Life on the road, grounded by faith, fueled by Starbucks

CHERRY HILL — Wearing blue jeans and talking energetically about his current “Classic Irish Christmas” tour, one would never guess that Andy Cooney, Irish-American singer and entertainer, was in the middle of a 21-day, 19-city tour that eventually brought him here, to St. Mary’s Parish Hall, on Sunday, Dec. 6.

Cooney had rehearsals the next day in New York, for his Dec. 8 Carnegie Hall show. After rehearsals on Dec. 7, he drove further up the state to Binghamton for a show there later on in the day, then back to New York City for Carnegie Hall on the 8th. His energy seemed to enlighten the ticket sellers and ushers, and everyone else he came into contact with last Sunday.

“Who doesn’t love Christmas?” Cooney asked. “It’s a nice time to tour. When you get people in the Christmas spirit, it makes for a great audience, a great show.”

Growing up in Long Island, New York, as one of nine children, Cooney was raised in a strong Irish-Catholic family. First singing at family and church gatherings at the age of 5, he was performing in well-known Irish establishments around New York by the age of 17, singing and playing the piano.

His abilities attracted the attention of Irish bandleader Paddy Noonan, who asked 19-year old Andy, in 1986, to join his touring show. For eight years, Cooney toured with Noonan, getting a feel for the touring lifestyle and gaining national recognition. In 1994, he went solo.

“The Irish-Catholic upbringing has definitely come in handy, being in this crazy music business. It’s important to stay close to your faith, because it’s so easy to be drawn away from it. But your faith can really bring (everything) back into perspective, and I’ve been very, very lucky to have that,” said Cooney in an interview before his Cherry Hill performance.

With his Ireland-born grandfather an Irish tenor, Cooney came to love the music from where his grandparents grew up, and from where they came to the United States in the 1920s.

“Irish music has been in my family my entire life. I was reared with it, I grew up with it.”

The tour that came to St. Mary’s includes Irish comedian George Casey, Irish soprano Emma Kate Tobia, and other famed Irish-American musicians.

Cooney’s 13-year old son, Ryan, also gets in the act from time to time, singing a solo rendition of “Little Drummer Boy” and also singing along with his father and other entertainers. “He does one heck of a job,” Cooney says about his son.

Besides the Christmas tours Cooney has been doing the past few years, the entertainer also tours around St.
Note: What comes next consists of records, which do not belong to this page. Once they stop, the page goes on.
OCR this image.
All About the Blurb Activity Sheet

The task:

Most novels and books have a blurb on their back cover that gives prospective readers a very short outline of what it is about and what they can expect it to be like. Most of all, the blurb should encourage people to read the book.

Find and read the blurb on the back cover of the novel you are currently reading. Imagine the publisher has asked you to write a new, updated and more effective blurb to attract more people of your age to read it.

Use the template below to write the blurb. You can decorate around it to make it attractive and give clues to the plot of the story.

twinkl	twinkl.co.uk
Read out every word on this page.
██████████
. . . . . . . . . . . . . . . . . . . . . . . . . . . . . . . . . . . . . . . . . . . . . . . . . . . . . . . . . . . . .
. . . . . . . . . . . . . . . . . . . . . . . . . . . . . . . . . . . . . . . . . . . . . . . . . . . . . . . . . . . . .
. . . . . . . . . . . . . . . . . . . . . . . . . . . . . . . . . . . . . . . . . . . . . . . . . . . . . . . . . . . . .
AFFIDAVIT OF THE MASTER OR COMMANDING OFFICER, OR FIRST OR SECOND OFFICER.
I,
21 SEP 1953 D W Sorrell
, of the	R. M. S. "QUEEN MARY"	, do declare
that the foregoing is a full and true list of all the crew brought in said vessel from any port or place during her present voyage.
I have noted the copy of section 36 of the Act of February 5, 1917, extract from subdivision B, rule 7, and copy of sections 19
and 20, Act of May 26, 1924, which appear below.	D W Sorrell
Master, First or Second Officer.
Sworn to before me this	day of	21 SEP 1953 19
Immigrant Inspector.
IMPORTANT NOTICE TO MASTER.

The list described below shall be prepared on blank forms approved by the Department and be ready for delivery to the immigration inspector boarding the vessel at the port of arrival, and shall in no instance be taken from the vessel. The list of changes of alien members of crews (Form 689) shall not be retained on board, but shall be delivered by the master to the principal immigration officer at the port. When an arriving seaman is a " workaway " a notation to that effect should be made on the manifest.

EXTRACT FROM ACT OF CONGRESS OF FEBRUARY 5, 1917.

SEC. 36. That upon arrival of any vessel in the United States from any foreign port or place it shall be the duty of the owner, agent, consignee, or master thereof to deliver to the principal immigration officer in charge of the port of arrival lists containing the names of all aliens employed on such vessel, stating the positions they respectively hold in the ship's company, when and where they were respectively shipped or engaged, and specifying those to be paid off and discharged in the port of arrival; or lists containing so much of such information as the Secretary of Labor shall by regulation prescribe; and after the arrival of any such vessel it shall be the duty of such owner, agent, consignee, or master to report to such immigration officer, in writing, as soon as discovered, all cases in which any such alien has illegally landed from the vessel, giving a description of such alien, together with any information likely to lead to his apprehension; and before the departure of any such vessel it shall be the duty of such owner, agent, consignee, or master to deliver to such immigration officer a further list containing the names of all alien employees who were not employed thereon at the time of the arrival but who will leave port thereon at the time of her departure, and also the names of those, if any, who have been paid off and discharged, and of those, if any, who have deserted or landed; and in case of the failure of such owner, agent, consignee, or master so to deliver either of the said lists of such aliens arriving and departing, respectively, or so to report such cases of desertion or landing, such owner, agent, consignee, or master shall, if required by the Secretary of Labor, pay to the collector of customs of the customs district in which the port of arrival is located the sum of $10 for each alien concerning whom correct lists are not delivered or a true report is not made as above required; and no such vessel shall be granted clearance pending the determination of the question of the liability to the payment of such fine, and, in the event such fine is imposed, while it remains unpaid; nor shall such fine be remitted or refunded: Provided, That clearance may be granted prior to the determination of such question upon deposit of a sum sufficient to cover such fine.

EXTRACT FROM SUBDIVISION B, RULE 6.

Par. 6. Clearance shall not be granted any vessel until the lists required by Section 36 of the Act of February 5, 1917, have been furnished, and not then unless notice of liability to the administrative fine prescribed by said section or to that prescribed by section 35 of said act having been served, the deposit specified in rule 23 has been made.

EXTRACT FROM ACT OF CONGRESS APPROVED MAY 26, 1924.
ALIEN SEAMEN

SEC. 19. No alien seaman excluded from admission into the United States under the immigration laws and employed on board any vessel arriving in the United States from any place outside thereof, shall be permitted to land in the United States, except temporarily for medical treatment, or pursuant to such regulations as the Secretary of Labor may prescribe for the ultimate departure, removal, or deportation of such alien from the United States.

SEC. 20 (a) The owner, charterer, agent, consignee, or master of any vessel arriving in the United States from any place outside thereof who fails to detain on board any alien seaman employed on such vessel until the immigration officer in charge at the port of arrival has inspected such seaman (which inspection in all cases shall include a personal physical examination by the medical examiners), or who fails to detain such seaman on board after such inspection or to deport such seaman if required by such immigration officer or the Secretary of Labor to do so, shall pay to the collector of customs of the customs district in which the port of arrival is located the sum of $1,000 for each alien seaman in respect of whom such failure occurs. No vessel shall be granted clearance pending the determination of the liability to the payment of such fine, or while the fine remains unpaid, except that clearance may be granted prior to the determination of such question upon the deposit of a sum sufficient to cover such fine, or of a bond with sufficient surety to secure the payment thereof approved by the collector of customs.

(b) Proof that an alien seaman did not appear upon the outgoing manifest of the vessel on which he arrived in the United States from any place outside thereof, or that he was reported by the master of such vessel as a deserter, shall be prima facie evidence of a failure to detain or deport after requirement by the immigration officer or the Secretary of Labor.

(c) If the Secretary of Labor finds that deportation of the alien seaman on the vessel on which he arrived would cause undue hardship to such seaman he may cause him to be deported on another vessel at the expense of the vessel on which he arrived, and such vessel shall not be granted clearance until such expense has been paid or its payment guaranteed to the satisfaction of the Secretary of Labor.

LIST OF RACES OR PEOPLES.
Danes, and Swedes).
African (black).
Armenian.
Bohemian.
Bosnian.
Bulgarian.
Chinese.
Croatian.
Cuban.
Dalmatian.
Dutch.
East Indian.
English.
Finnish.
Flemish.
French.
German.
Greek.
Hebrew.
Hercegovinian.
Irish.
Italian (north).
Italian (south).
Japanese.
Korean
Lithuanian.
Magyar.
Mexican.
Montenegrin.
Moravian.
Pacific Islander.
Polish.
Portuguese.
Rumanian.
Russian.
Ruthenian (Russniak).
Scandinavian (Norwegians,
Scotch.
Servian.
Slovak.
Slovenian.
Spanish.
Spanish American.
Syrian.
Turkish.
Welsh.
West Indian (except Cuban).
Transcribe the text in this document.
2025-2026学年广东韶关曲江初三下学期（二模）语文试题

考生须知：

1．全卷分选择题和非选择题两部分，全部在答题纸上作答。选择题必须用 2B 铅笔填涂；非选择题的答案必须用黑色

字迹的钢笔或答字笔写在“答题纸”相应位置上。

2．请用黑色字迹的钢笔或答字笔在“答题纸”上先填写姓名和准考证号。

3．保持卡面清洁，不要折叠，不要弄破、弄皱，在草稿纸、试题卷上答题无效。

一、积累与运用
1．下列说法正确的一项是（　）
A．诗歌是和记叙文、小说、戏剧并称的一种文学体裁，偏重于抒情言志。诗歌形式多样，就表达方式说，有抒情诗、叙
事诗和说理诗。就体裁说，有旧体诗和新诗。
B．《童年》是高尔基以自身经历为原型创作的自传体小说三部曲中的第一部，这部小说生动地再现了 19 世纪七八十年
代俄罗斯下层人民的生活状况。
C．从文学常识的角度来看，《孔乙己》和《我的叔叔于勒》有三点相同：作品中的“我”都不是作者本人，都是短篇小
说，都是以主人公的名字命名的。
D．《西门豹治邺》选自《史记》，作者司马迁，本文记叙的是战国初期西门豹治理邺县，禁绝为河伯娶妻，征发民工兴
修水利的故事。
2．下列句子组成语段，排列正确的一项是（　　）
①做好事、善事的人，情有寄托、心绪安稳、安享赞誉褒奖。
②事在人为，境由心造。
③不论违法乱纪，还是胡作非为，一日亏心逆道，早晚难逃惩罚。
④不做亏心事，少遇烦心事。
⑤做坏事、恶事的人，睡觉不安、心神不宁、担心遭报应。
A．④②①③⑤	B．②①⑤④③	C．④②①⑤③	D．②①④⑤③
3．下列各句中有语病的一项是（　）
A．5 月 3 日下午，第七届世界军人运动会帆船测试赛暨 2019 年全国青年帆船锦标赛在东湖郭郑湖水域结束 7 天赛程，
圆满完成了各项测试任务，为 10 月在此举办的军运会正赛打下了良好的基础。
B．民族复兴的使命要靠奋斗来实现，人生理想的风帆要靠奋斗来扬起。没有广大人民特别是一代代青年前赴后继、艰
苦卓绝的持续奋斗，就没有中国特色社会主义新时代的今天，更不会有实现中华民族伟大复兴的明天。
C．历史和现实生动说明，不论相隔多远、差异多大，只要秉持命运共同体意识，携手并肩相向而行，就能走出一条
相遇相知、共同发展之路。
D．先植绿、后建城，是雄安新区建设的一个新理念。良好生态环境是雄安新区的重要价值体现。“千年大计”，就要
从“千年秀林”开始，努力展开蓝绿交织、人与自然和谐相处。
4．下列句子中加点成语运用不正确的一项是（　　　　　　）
Patrick’s Day, and he heads a “Cruise of Irish Stars,” running from the end of January to the beginning of February, which will bring together Irish entertainers such as tenor Ronan Tynan and Noel V. Ginnity. The cruise will stop at such places as St. Thomas, San Juan, Puerto Rico and the Bahamas.

Last year, Cooney performed in over 230 shows all over the United States, Ireland, and parts of England.

Cooney has also spent time in the recording studio, producing over a dozen CDS and DVDs. His latest CDs are “The Magic of Christmas,” and “It’ll Be Me.”

Some of his favorite Christmas songs to perform are “O Holy Night” and “The Holy City.” The latter one, Cooney’s finisher on the tour, was written by Frederick Weatherly, who also wrote the Irish perennial “Danny Boy.”

Occasionally, Cooney will bring his show to Medjugorje, in Bosnia-Herzegovina, where many believe Mary has appeared. His mother had a devotion to the site, and was able to persuade all of her children, except Cooney, to visit the site while she lived. When she died in 1996, she left two tickets to Cooney and his wife to visit Medjugorje. Cooney continues to make these trips, performing during and after Mass as a tribute to his mother.

For this tour, he has a trailer and 15-passenger bus for his crew. For those late nights on the road, his crew has a ritual, perfectly designed to keep them going no matter what city they are in. “Starbucks,” Cooney said, mentioning that with his iPhone, he can locate one wherever he is.

Cooney’s last show is in Virginia on Dec. 22, and then he is back home to celebrate Christmas in Long Island and take a break from the rigorous touring. Still, soon enough, he’ll be back on the road, entertaining the masses.

“You have to be a hard man for the road,” he says.

Cooney will be back in South Jersey on March 15, 2010, performing at the Tropicana Casino and Resort in Atlantic City.